La confessione di Rocco Siffredi: "Ho fatto soffrire mia moglie Rosa in ogni modo possibile"

Il re dell'hard di fronte alle sua contraddizioni: "Credo molto nella chiesa cattolica, faccio meno sui set perché ora i miei figli capiscono". Fine delle finzioni

TiscaliNews

Meditava di suicidarsi, depresso, pieno di sensi di colpa e incline ad ammettere la sua "malattia del sesso" che avrebbe affrontato in una terapia. Lo ricordiamo così, Rocco Siffredi, stremato dalle privazioni della sua partecipazione all'Isola dei Famosi. Magrissimo, e con il suo attrezzo da lavoro "annerito dal sole, come un pezzo di carne bollito", come lui stesso chiamava ciò che lo ha reso ricco, famoso e invidiato. Nonostante la sessodipendenza, alla fine sul set Rocco è poi tornato. Prima come regista e produttore, poi anche come attore. Ma questo nuovo impegno ha innescato solo ulteriori pentimenti, e la voglia di fare i conti con se stesso. A cominciare dal suo rapporto con Rosza, la moglie ungherese conosciuta sui set hard e da cui lei si tirò fuori prima possibile. "E' una donna pura" ripete da anni Siffredi, che non riesce a capacitarsi come proprio lui abbia una perfetta famiglia da quadretto cattolico tradizionale. Così ammette le sue "colpe".

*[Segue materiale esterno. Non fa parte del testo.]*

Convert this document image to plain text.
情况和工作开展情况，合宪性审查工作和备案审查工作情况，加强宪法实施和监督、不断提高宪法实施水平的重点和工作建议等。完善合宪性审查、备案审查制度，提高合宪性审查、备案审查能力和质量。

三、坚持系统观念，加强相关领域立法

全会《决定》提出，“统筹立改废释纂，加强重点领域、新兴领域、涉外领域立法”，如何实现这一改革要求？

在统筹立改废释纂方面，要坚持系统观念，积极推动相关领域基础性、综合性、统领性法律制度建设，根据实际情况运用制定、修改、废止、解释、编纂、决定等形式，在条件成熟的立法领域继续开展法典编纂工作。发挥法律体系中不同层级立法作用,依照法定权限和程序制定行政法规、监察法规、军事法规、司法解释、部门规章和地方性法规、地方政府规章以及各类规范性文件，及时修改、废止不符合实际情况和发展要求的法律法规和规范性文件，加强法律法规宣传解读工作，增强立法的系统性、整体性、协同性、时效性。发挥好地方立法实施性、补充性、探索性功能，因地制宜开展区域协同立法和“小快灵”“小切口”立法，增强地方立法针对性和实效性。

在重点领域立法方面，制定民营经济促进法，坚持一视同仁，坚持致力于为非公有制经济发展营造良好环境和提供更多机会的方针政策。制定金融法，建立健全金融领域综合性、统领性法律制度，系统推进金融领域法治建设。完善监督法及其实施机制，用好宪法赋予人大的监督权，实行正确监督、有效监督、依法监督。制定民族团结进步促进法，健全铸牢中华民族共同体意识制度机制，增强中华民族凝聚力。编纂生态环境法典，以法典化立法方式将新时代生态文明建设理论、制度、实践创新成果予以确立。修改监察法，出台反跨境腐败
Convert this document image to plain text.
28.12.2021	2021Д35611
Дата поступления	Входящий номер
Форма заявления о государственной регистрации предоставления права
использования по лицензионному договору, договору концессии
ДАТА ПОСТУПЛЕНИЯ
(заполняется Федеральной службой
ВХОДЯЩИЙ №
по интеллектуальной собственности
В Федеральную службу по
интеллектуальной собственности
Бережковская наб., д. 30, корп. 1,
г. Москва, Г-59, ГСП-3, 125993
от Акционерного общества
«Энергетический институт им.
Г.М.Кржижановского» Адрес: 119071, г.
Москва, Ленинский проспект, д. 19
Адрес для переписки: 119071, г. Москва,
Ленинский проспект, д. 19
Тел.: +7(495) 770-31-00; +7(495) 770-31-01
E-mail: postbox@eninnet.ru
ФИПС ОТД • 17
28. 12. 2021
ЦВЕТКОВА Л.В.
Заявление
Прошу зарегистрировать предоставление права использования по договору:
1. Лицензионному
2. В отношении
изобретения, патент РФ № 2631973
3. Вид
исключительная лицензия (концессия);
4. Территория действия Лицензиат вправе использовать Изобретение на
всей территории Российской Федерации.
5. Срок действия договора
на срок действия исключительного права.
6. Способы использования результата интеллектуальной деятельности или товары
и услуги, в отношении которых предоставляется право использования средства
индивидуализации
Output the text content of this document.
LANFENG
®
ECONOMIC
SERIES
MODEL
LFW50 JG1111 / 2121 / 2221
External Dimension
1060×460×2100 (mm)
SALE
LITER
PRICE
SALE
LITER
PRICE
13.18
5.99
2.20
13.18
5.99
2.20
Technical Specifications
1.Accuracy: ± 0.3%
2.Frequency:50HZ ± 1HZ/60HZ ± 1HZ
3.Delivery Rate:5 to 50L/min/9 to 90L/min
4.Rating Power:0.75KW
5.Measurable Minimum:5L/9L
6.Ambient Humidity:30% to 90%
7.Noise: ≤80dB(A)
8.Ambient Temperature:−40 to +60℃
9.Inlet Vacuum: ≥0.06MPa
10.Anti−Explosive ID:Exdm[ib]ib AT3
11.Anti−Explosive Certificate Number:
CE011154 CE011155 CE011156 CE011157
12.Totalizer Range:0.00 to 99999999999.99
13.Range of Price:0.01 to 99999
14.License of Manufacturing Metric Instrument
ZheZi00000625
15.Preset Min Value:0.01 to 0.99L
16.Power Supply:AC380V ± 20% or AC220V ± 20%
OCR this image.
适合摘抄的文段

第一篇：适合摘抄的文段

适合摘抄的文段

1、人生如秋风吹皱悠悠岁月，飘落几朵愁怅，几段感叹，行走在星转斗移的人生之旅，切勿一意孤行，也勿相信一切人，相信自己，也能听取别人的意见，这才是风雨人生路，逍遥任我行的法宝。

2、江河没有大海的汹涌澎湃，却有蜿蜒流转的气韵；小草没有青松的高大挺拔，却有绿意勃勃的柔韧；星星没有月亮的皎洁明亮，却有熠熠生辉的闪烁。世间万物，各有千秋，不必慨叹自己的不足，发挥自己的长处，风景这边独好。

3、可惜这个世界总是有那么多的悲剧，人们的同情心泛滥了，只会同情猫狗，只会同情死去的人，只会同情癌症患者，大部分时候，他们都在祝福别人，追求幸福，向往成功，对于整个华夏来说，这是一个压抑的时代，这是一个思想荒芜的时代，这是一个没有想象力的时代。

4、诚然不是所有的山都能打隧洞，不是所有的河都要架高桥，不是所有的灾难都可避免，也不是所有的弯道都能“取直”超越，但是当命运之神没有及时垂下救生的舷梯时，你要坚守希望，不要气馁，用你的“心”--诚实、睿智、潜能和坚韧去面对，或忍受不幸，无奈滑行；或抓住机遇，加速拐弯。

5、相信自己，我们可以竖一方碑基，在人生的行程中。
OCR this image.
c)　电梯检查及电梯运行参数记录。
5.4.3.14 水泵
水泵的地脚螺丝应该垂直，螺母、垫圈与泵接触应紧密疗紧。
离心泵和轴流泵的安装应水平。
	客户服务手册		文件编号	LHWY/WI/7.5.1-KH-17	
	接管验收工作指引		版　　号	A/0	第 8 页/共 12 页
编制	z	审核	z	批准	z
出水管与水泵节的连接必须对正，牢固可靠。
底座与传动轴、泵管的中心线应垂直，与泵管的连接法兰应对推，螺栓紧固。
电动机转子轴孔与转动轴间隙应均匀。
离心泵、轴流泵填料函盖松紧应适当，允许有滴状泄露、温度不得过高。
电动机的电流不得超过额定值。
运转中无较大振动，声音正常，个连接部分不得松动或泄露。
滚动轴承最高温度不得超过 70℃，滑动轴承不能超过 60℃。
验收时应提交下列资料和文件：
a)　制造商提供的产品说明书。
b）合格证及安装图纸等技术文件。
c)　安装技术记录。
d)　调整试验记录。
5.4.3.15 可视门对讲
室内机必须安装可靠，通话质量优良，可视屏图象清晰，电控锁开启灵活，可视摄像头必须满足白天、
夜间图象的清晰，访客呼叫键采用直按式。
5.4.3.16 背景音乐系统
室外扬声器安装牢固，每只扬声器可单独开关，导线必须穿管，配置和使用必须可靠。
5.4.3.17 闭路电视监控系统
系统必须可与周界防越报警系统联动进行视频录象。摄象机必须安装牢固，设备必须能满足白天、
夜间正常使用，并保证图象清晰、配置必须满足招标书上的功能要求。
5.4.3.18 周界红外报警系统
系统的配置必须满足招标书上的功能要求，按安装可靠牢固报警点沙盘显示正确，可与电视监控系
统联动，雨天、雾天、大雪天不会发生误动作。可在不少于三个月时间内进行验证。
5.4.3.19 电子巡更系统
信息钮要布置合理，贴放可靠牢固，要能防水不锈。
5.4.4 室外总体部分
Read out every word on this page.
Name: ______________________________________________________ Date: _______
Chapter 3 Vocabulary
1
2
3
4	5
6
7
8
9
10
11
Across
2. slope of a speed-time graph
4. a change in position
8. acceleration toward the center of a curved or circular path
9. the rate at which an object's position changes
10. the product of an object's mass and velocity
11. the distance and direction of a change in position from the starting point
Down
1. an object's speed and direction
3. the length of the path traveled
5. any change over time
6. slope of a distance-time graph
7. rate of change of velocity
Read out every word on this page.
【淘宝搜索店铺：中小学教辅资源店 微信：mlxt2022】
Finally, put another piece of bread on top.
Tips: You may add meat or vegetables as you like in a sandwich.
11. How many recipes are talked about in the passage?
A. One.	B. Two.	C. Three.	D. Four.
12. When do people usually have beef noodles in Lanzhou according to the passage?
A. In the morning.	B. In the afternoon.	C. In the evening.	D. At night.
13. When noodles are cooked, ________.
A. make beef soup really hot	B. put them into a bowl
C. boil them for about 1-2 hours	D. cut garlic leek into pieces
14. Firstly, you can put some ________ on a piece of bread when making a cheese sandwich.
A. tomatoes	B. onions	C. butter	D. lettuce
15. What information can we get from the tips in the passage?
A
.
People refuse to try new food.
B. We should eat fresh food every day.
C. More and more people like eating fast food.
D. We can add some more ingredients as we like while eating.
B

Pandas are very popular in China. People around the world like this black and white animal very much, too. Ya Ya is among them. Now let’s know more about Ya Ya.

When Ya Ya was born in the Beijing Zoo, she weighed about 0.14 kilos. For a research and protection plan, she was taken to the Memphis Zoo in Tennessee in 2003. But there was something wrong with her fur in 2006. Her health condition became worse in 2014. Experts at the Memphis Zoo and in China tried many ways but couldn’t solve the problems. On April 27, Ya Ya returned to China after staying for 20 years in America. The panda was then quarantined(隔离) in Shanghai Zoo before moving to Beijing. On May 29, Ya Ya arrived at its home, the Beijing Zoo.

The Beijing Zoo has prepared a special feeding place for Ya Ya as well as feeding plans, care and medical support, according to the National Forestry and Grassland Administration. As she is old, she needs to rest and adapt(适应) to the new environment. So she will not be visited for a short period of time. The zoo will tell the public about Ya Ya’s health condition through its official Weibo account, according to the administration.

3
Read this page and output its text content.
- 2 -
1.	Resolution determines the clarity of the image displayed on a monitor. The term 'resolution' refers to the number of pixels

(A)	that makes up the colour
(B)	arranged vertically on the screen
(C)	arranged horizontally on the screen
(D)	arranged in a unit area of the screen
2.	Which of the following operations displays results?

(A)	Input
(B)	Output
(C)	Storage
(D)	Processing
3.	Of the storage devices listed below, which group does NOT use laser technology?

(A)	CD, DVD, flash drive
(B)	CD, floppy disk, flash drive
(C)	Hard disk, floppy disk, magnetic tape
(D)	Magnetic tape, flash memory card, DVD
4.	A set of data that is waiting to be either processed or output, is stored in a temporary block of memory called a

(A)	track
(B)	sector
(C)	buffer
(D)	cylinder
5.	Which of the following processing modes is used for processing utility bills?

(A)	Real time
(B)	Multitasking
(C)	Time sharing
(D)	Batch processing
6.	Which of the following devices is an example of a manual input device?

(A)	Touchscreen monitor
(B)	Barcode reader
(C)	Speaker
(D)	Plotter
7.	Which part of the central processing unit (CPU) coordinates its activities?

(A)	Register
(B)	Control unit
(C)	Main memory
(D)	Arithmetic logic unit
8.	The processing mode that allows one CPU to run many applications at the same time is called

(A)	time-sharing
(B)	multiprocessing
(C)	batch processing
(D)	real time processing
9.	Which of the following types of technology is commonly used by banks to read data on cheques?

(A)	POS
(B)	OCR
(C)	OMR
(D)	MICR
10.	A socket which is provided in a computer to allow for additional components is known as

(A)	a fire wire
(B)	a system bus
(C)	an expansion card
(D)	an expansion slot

"Per un anno le ho fatto di tutto"

"Facevo sesso con altre di fronte a lei apposta per vedere la sua reazione" ha raccontato Rocco Siffredi in una intervista, "non riuscivo a capire come una come lei potesse innamorarsi di me". Ma così è stato, e a Rocco non è sembrato vero di trovarsi una perfetta donna di casa, che ama la famiglia e la privacy, e che non gli chiedesse mai di smettere di fare quel che faceva. Anche se questo aveva i suoi contraccolpi: "Dopo aver girato scene porno dovevo restare giorni in astinenza, prima di potermi permettere di toccarla. Prima non me la sentivo". Vita dura, quella del pornoattore. Il re dell'hard avvisa i suoi aspirani epigoni: "Non innamoratevi mai sul set". Ammette di portarsi appresso, giorno dopo giorno "30 anni di vita passata sui set dei film porno". E spiega che oggi fa "appena il 10%" di quel che potrebbe perché non si sente a suo agio. Il motivo è che ha figli (Lorenzo e Leonardo) di un' età in cui capiscono cosa fa il padre: "Cercavo di prepararmi al dopo e poi in realtà non ce la facevo". Ancora adesso vive in questa contraddizione, e scopre sempre di più la sua anima da cattolico tradizionalista: "Io credo molto, molto. Credo a quello che la Chiesa rappresenta e credo a chi ci crede veramente". Il confessionale è aperto.